Graph and Magic¶

Solution¶

When does removing a number \(x\) from the sets result in two equal sets? Only when there exist two sets, say \(A_i, A_j\), whose only difference is \(x\). This means all numbers except \(x\) are either present in both or absent from both.

Now, we model the problem as a graph by considering \(n\) vertices, each representing an \(A_i\). Draw an edge between two vertices \(u,v\) with weight \(w\) if the only difference between \(A_u, A_v\) is the element \(w\). Now, the problem is equivalent to proving that there exists a weight that does not appear among the edges!

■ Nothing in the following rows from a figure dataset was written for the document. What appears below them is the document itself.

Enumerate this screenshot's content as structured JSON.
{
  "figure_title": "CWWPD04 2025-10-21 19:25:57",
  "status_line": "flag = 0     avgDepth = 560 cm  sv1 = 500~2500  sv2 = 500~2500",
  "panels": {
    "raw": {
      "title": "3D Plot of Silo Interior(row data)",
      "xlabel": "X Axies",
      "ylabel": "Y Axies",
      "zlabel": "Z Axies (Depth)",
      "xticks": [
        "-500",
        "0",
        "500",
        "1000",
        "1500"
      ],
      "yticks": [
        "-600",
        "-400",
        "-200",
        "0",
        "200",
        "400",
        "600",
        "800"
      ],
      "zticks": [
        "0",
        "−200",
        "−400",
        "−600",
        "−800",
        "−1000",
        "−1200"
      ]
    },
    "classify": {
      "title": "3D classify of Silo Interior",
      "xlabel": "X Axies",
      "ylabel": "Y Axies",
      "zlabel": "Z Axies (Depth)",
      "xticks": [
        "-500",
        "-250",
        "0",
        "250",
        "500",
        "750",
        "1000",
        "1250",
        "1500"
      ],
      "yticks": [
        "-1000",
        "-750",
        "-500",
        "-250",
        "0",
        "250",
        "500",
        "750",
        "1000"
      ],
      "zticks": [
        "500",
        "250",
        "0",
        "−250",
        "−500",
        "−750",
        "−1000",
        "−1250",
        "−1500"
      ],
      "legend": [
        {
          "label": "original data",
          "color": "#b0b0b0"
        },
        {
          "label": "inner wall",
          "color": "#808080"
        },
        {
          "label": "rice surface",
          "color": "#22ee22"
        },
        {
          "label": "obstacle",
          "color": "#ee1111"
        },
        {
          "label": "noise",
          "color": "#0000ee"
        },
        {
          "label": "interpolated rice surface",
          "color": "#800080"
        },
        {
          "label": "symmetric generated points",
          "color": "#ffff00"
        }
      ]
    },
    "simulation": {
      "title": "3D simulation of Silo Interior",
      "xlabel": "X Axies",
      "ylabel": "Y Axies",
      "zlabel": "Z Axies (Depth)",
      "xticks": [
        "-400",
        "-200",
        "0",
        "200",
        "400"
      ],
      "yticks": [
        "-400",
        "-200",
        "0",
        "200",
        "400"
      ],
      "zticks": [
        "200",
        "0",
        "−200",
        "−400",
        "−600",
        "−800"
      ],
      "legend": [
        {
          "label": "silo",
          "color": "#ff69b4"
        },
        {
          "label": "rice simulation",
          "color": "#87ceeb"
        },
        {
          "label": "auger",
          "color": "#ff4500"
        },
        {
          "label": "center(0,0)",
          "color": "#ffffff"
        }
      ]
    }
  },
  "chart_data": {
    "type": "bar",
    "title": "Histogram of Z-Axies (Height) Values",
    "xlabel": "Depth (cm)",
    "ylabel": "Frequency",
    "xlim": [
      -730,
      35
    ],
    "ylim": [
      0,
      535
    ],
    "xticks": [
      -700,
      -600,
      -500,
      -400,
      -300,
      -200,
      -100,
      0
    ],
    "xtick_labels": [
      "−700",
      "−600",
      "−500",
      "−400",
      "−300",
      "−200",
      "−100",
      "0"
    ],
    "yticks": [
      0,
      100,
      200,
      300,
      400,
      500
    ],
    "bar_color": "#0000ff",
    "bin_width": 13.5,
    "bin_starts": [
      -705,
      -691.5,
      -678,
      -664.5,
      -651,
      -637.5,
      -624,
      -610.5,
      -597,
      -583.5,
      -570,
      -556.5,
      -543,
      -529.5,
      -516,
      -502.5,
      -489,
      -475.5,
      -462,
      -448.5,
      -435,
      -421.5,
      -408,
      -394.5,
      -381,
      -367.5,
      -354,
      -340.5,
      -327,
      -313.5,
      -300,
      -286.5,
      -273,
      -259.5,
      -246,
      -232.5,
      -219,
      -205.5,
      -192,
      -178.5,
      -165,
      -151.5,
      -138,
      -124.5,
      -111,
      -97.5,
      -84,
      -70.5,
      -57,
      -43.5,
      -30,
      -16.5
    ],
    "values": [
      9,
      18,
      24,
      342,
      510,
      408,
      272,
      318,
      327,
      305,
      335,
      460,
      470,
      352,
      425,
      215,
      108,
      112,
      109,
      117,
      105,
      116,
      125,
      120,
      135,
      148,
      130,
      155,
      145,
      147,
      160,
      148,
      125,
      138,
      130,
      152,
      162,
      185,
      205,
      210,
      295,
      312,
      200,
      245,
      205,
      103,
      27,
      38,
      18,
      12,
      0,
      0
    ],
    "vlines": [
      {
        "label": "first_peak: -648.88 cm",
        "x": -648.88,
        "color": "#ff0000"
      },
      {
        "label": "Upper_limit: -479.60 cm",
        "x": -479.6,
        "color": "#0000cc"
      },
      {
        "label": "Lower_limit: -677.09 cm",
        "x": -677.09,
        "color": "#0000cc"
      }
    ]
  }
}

According to our graph modeling, each time we traverse an edge with weight \(w\), the element \(w\) is either removed from or added to our current set. Thus, in any closed walk, each weight must appear an even number of times (because the presence or absence of each element must change an even number of times to return to the initial set after traversing the walk).

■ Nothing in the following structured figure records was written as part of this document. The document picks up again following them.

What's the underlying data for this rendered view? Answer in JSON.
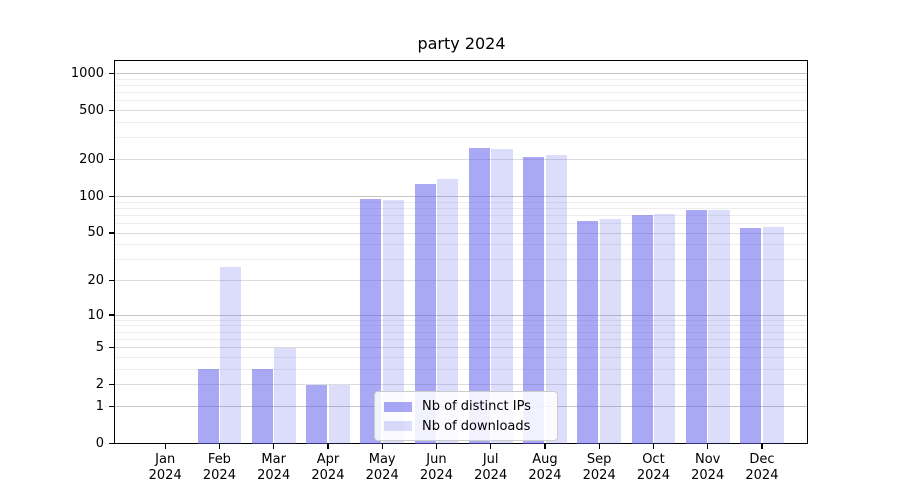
{
  "chart_data": {
    "type": "bar",
    "title": "party 2024",
    "categories": [
      "Jan 2024",
      "Feb 2024",
      "Mar 2024",
      "Apr 2024",
      "May 2024",
      "Jun 2024",
      "Jul 2024",
      "Aug 2024",
      "Sep 2024",
      "Oct 2024",
      "Nov 2024",
      "Dec 2024"
    ],
    "x_tick_lines": [
      [
        "Jan",
        "2024"
      ],
      [
        "Feb",
        "2024"
      ],
      [
        "Mar",
        "2024"
      ],
      [
        "Apr",
        "2024"
      ],
      [
        "May",
        "2024"
      ],
      [
        "Jun",
        "2024"
      ],
      [
        "Jul",
        "2024"
      ],
      [
        "Aug",
        "2024"
      ],
      [
        "Sep",
        "2024"
      ],
      [
        "Oct",
        "2024"
      ],
      [
        "Nov",
        "2024"
      ],
      [
        "Dec",
        "2024"
      ]
    ],
    "series": [
      {
        "name": "Nb of distinct IPs",
        "color": "rgba(96,96,235,0.55)",
        "values": [
          0,
          3,
          3,
          2,
          95,
          126,
          247,
          210,
          63,
          70,
          78,
          55
        ]
      },
      {
        "name": "Nb of downloads",
        "color": "rgba(96,96,235,0.22)",
        "values": [
          0,
          26,
          5,
          2,
          93,
          139,
          244,
          218,
          65,
          71,
          78,
          56
        ]
      }
    ],
    "xlabel": "",
    "ylabel": "",
    "y_scale": "log1p",
    "y_ticks": [
      0,
      1,
      2,
      5,
      10,
      20,
      50,
      100,
      200,
      500,
      1000
    ],
    "y_minor_ticks": [
      3,
      4,
      6,
      7,
      8,
      9,
      30,
      40,
      60,
      70,
      80,
      90,
      300,
      400,
      600,
      700,
      800,
      900
    ],
    "ylim": [
      0,
      1280
    ],
    "grid": "both",
    "legend_position": "lower-center",
    "colors": {
      "bar_base": "#6060eb",
      "grid_major": "#c6c6c6",
      "grid_minor": "#ededed",
      "axis": "#000000",
      "background": "#ffffff"
    }
  }
}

Now, assume for contradiction that for every weight, there is at least one edge with that weight. So, for each weight, choose an arbitrary edge with that weight and form a graph \(G\) with \(n\) edges. First, it is clear that graph \(G\) has no cycles. Because if there were a cycle, each weight would have to appear an even number of times, which is impossible since we have exactly one edge for each weight. Therefore, \(G\) must be a forest. On the other hand, we said \(G\) has exactly \(n\) edges, and we know this is impossible (because the maximum number of edges in a forest corresponds to a tree, which has \(n-1\) edges). Thus, from the resulting contradiction, we can conclude that there is a weight that does not appear among the edges, which proves our claim.